Le regard de la voyageuse se teint de curiosité en observant mon compagnon.
- C’est incroyable ! Tu es donc un Désastre ? Je savais qu’il en restait un, mais d’après les témoignages que j’ai reçus, je croyais avoir affaire à une bête immonde. Tu es plutôt humain en fait.
Il semblerait que elle ait les mêmes informations que moi concernant le Désastre. J’ai aussi eu le droit à ces étranges rumeurs durant mon séjour chez les voyageurs.
— Je peux toucher tes nécroses ? reprend-elle avec curiosité.
— Non, ne fais pas ça ! gémit mon partenaire.
Je me racle bruyamment la gorge en regardant ces deux-là avec mépris. À la vue de mon expression, Taxus se ravise et reprends la parole :
- C’est une bonne chose que vous soyez arrivé, grâce à cela, ce monde sera sauvé du mal qui le ronge.
— Tu connais la malédiction qui hante les lieux ? demandé-je surprise.
Ma collègue hoche la tête.
— Oui, et je peux t’affirmer qu’elle est bien gênante. Il était temps qu’un Désastre arrive.
La présence de cette collègue est avantageuse. Grâce à elle, je n’ai pas besoin de chercher des informations à droite à gauche auprès des indigènes.

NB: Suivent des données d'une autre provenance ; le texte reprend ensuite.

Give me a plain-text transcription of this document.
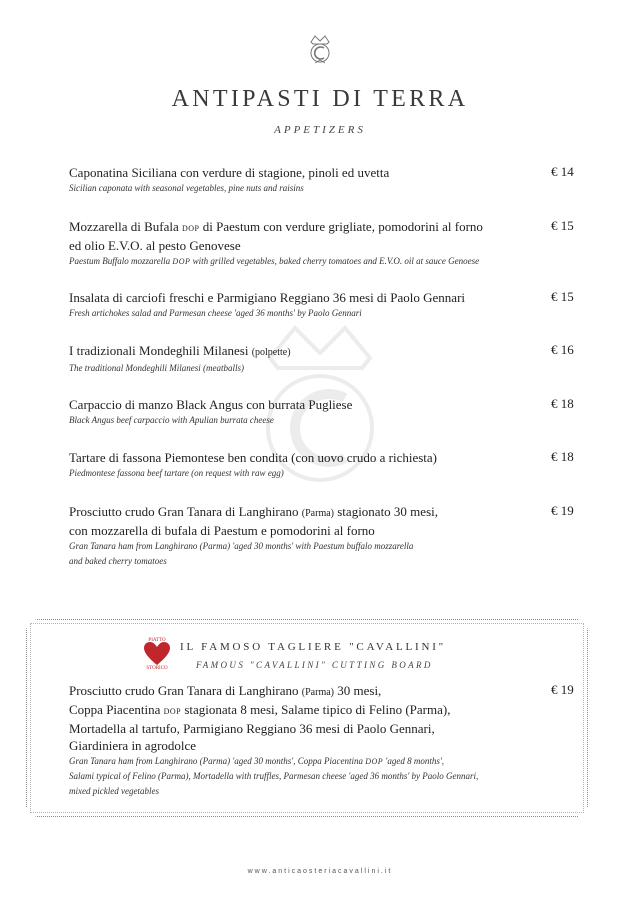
ANTIPASTI DI TERRA
APPETIZERS
Caponatina Siciliana con verdure di stagione, pinoli ed uvetta
Sicilian caponata with seasonal vegetables, pine nuts and raisins
€ 14
Mozzarella di Bufala DOP di Paestum con verdure grigliate, pomodorini al forno
ed olio E.V.O. al pesto Genovese
Paestum Buffalo mozzarella DOP with grilled vegetables, baked cherry tomatoes and E.V.O. oil at sauce Genoese
€ 15
Insalata di carciofi freschi e Parmigiano Reggiano 36 mesi di Paolo Gennari
Fresh artichokes salad and Parmesan cheese 'aged 36 months' by Paolo Gennari
€ 15
I tradizionali Mondeghili Milanesi (polpette)
The traditional Mondeghili Milanesi (meatballs)
€ 16
Carpaccio di manzo Black Angus con burrata Pugliese
Black Angus beef carpaccio with Apulian burrata cheese
€ 18
Tartare di fassona Piemontese ben condita (con uovo crudo a richiesta)
Piedmontese fassona beef tartare (on request with raw egg)
€ 18
Prosciutto crudo Gran Tanara di Langhirano (Parma) stagionato 30 mesi,
con mozzarella di bufala di Paestum e pomodorini al forno
Gran Tanara ham from Langhirano (Parma) 'aged 30 months' with Paestum buffalo mozzarella
and baked cherry tomatoes
€ 19
PIATTO
STORICO
IL FAMOSO TAGLIERE "CAVALLINI"
FAMOUS "CAVALLINI" CUTTING BOARD
Prosciutto crudo Gran Tanara di Langhirano (Parma) 30 mesi,
Coppa Piacentina DOP stagionata 8 mesi, Salame tipico di Felino (Parma),
Mortadella al tartufo, Parmigiano Reggiano 36 mesi di Paolo Gennari,
Giardiniera in agrodolce
Gran Tanara ham from Langhirano (Parma) 'aged 30 months', Coppa Piacentina DOP 'aged 8 months',
Salami typical of Felino (Parma), Mortadella with truffles, Parmesan cheese 'aged 36 months' by Paolo Gennari,
mixed pickled vegetables
€ 19
www.anticaosteriacavallini.it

— Pourrais-tu nous en dire plus ? Sur le maléfice, mais aussi sur ce monde.
— Bien sûr, à condition que tu me dises ton nom, exige-t-elle d’un ton malicieux.
Il est vrai que je ne me suis pas présentée.
— Tu peux m’appeler Hedera helix.
Son regard se teint d’étonnement..
— Je vois, souffle-t-elle en cachant sa bouche derrière une manche de sa tunique.
Cette réaction me rend perplexe. Ce n’est qu’un simple pseudonyme attitré aux voyageurs. D’ailleurs, elle aussi en possède un. Actuellement, je ne peux pas faire de supposition pour justifier son comportement, les possibilités sont bien trop nombreuses. Je préfère conserver ma méfiance concernant cette collègue, de cette manière, je pourrais parer toutes les mauvaises surprises.
— Excuse-moi, demande mon associé à Taxus, tu comptes ouvrir la porte maintenant ?
La main, qui cachait son visage, prend place sur sa taille. L'enthousiasme balaie l’étonnement de son regard. Mine de rien, cette fille est très douée. En un instant, elle a réussi à changer d’expression avec efficacité.
— Bien sûr, je ne compte pas vous faire la visite des toilettes.
— Ce n’est pas ce que je voulais dire, reprend-il avec gêne. Je dois remettre quelques-uns de mes bandages avant de sortir.
J’avais oublié ce détail ! Heureusement que Gangrène y pense. Enfin, non, c’est même logique. Mon compagnon est assez grand pour se débrouiller tout seul. D’ailleurs, je me demande quel est son âge ? Serait-il plus vieux que moi ? Probablement, puisqu'il a attendu un moment seul, au milieu des pierres dans le monde où je l’ai trouvé. Seulement, toute indication du temps dans les autres mondes est impossible à mesurer. Au final, il vaut mieux que je ne me perde pas dans de telles interrogations.